FIG. 4 is a front sectional view of a device B of the present invention.

FIG. 5 is a side sectional view of device B of the present invention.

FIG. 6 is a schematic view of the main components of the device B of the present invention.

FIG. 7 is a front sectional view of a device C of the present invention.

FIG. 8 is a front sectional view of a device C of the present invention.

FIG. 9 is a schematic diagram of connection terminals of the electrolytic cell unit section and the power supply unit section of the device C of the present invention.

FIG. 10 is a schematic diagram of connection terminals of the electrolytic cell unit and the power supply unit of the device C of the present invention.

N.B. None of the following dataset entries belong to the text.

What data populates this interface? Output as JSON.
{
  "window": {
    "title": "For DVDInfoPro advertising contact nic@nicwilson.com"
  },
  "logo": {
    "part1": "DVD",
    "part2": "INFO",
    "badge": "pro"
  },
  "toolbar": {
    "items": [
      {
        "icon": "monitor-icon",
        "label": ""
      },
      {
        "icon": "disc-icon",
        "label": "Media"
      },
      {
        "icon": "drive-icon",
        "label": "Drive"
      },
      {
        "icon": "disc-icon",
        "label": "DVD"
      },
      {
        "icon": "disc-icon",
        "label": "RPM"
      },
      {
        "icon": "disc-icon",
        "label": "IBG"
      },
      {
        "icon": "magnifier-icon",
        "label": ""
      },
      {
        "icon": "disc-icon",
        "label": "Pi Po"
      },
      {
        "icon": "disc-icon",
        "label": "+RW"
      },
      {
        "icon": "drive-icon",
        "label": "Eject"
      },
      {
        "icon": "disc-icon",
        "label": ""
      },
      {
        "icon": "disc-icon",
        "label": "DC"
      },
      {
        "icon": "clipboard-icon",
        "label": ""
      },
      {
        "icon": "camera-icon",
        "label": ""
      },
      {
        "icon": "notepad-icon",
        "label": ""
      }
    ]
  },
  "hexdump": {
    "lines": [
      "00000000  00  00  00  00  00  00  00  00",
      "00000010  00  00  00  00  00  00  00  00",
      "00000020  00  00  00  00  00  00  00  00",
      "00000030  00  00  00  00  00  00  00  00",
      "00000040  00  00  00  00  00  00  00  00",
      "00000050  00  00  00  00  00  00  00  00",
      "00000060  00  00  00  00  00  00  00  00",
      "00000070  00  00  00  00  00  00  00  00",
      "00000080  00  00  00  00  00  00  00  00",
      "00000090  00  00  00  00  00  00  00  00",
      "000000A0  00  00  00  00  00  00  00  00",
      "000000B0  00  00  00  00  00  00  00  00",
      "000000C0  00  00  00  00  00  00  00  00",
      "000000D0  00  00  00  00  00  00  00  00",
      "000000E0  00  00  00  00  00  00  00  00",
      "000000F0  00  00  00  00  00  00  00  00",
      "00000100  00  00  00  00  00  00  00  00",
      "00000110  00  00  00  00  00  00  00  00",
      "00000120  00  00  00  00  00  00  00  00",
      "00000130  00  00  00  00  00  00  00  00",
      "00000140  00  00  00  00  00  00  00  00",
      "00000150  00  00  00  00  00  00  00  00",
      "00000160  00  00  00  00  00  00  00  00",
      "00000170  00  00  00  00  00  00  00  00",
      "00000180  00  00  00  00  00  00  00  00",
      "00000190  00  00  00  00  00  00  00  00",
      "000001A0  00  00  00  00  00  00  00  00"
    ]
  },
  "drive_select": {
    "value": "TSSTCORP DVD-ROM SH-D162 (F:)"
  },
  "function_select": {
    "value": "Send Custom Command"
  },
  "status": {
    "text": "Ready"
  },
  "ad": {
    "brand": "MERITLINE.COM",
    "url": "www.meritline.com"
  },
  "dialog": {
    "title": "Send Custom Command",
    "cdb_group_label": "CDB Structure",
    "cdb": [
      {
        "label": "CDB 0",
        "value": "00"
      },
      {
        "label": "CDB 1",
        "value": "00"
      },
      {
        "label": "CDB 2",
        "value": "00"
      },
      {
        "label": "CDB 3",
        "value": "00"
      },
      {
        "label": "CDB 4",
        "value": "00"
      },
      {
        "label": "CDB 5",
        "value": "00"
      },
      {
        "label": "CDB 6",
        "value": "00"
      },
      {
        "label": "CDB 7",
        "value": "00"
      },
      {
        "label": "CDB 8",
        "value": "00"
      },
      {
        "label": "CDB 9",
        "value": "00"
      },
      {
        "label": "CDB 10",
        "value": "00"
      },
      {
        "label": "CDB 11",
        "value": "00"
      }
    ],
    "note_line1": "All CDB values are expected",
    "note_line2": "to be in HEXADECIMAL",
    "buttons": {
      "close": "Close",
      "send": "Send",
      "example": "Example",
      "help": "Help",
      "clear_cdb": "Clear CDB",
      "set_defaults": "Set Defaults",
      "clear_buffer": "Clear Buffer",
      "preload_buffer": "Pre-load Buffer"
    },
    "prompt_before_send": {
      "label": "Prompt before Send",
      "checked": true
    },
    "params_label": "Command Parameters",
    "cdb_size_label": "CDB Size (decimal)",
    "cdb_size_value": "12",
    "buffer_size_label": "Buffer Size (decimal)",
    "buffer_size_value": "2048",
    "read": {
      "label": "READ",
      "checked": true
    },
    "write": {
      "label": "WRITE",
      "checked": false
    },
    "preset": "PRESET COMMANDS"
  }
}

FIG. 11 is a schematic view of the main components of the device C of the present invention.

[Explanation of symbols]

 1. Device body 2. Mesh plate 3. Permeation membrane 4. Cathode or positive electrode 5. Negative electrode or positive electrode 6. Packing 7. Lid 8. Plug 9. Electrical control circuit housing 10. Snap for hooking the lid 11. Partition packing 12. Partition groove 13. Electrolyzer unit 14. Power supply unit 15. Connection terminal part

Claims (8)

[Claims] 1. An electrolytic ionic water disinfection device structure for disinfecting a contact lens, which has a two-vessel structure in which an upper part is divided by a partition wall made of a permeable membrane and a lower part is divided into a negative electrode and another part. An electrolytic ionic water disinfection device, characterized in that a positive electrode is housed in one of the tanks and is composed of a lid capable of sealing the aqueous solution contained in each of the tanks so as not to leak out. 2. The electrolytic ion water disinfection device according to claim 1, further comprising an electric control circuit for controlling the negative electrode and the positive electrode at a lower part of the device and a retractable outlet plug in the main body. . 3. The device comprises an electrode tank unit part and a power supply unit part, both units being connected by terminals,
A unit comprising a separable unit.
The electrolytic ion water disinfection device described. 4. The electrolytic ionic water disinfecting apparatus according to claim 1, wherein the negative electrode and the positive electrode are made of one or more selected from ferrite, titanium, stainless steel, platinum and platinum vapor deposition treated metals. 5. A contact lens is placed in the acidic ionized water produced by the positive electrode of the electrolytic ionized water disinfecting apparatus according to claim 1 for sterilization treatment, and after the sterilization treatment, acidic ionized water is passed through the mesh plate of the partition wall in the apparatus. And an electrolytic ion water disinfection neutralization method, which comprises mixing and neutralizing alkaline ionized water generated by a negative electrode. 6. A contact lens and a cleaning agent are placed in acidic ionized water produced by a positive electrode of the electrolytic ion water disinfection device according to claim 1 to be sterilized and washed, and after the sterilization and washing treatment, a partition wall is provided in the device. A method for neutralizing electrolytic ionic water disinfection, which comprises mixing acidic ionic water and alkaline ionic water generated by a negative electrode through the mesh plate to neutralize. 7. A contact lens is placed in the positive electrode tank of the electrolytic ion water disinfection device according to claim 1, sterilized while generating acidic ionized water, and after the sterilization process, acidic ions are passed through the mesh plate of the partition wall in the device. A method for neutralizing electrolytic ionic water disinfection, which comprises mixing water and alkaline ionized water generated by a negative electrode to neutralize the mixture. 8. A contact lens and a cleaning agent are placed in the positive electrode tank of the electrolytic ionic water disinfection device according to claim 1, sterilized and washed while generating acidic ionized water, and after the sterilization and cleaning treatment, inside the device. A method for disinfecting electrolytic ionized water, which comprises mixing acidic ionized water and alkaline ionized water generated by a negative electrode through a mesh plate of a partition wall to neutralize them.